Course Design Guidelines

  • Enrollment in each First-Year Writing Seminar is limited to seventeen students.
  • Course readings and materials will vary by discipline, but in all cases should act as springboards to writing and discussion.
  • Some classroom time should be devoted to explicit discussion of the elements of writing, such as developing theses, incorporating evidence, and creating strong introductions, summaries, descriptions, paraphrases, etc. (The elements of a paper will vary across disciplines, and can/should play to the strengths of the professor and idiosyncratic parameters of each course.)
  • Each course should in some way require the use of the library or consultation with a librarian for the purposes of seeking out and evaluating relevant materials beyond the assigned class texts. Please consult with your subject-area liaison.
  • Instructors are responsible for educating students on disciplinary forms of citation and attribution, and acquainting them with the publication Originality and Attribution: A Guide for Student Writers at Vassar College, available at the Dean of Studies Office.
  • Assignments should occur frequently and vary in length and format, enabling instructors to assess students’ strengths on a regular basis. Students in a First-Year Writing Seminar should expect to submit 25 to 30 pages of writing over the course of the semester.
  • Instructors are strongly encouraged to incorporate revision into their assignments and should require students to revise at least one paper, with close attention to making significant, not superficial, adjustments.
  • Instructors should require one individual conference per student per semester and should strongly encourage at least one more conference per student per semester. Instructors may decide to replace one or even two class meeting times with individual conference times.

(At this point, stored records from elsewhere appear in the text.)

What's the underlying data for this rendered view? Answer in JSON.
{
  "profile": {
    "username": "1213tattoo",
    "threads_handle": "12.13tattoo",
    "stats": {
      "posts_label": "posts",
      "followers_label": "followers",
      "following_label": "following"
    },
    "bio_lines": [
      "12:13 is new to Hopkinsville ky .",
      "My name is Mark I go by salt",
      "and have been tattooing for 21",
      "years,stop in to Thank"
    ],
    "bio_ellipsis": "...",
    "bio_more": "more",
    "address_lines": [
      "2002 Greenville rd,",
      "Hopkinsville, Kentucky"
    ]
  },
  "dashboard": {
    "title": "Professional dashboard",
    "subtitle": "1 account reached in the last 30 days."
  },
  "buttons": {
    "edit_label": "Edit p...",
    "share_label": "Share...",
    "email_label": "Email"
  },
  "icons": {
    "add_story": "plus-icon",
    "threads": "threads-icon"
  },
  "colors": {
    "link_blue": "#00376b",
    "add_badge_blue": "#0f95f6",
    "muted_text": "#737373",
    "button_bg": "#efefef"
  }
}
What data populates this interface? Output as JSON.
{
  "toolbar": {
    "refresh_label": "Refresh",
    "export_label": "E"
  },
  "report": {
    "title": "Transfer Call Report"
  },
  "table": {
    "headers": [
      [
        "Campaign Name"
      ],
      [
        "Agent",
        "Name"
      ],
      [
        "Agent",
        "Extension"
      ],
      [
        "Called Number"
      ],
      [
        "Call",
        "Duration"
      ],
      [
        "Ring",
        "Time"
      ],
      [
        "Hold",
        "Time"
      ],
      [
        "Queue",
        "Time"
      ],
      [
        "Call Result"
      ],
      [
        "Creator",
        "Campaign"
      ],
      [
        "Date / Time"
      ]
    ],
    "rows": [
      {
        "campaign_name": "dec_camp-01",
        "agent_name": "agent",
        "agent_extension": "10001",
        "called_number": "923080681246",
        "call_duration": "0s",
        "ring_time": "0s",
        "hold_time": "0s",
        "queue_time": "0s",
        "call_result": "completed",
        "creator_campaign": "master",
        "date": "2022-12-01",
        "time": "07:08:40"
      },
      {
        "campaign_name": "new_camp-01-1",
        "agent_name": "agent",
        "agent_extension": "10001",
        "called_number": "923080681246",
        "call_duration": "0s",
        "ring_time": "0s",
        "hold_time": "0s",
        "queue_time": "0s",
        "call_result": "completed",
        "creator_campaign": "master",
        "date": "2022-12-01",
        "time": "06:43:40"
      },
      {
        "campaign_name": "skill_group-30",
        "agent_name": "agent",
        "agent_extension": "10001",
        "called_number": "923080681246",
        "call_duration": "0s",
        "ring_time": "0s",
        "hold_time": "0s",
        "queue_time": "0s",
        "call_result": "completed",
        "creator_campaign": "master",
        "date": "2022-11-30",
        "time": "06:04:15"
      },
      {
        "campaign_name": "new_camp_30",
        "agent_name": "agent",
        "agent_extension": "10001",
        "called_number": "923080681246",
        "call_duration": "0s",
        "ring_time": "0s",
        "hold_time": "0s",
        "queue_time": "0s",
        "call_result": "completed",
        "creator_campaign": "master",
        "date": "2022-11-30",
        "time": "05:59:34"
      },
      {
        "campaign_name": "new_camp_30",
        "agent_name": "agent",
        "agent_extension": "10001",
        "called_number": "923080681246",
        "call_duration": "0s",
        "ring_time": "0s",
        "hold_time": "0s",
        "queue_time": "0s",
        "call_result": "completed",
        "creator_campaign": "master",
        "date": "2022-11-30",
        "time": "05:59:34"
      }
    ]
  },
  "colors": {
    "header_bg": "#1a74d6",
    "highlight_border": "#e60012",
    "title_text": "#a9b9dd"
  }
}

If a student misses a required conference, they should be marked absent, and their grade should change accordingly.

Further Recommendations

  • In-class peer review: Some form of student-to-student work has proven very effective at this level. Students can work with partners in the classroom to facilitate careful reading and/or collaborative “editing” of papers. “Workshops” vary in form, and students and professors can choose among them; they offer students an opportunity to practice revision.
  • The Writing Center: Instructors should encourage students of all skill levels and abilities to work with a peer consultant in the Writing Center. To make an appointment, students should visit WCOnline.
  • Effective speaking: Instructors are strongly encouraged to give students guidance in developing effective speaking and discussion skills. This includes offering their own ideas and listening and responding in class to the ideas of others. It may also include more formal practice, such as preparing and making an oral presentation.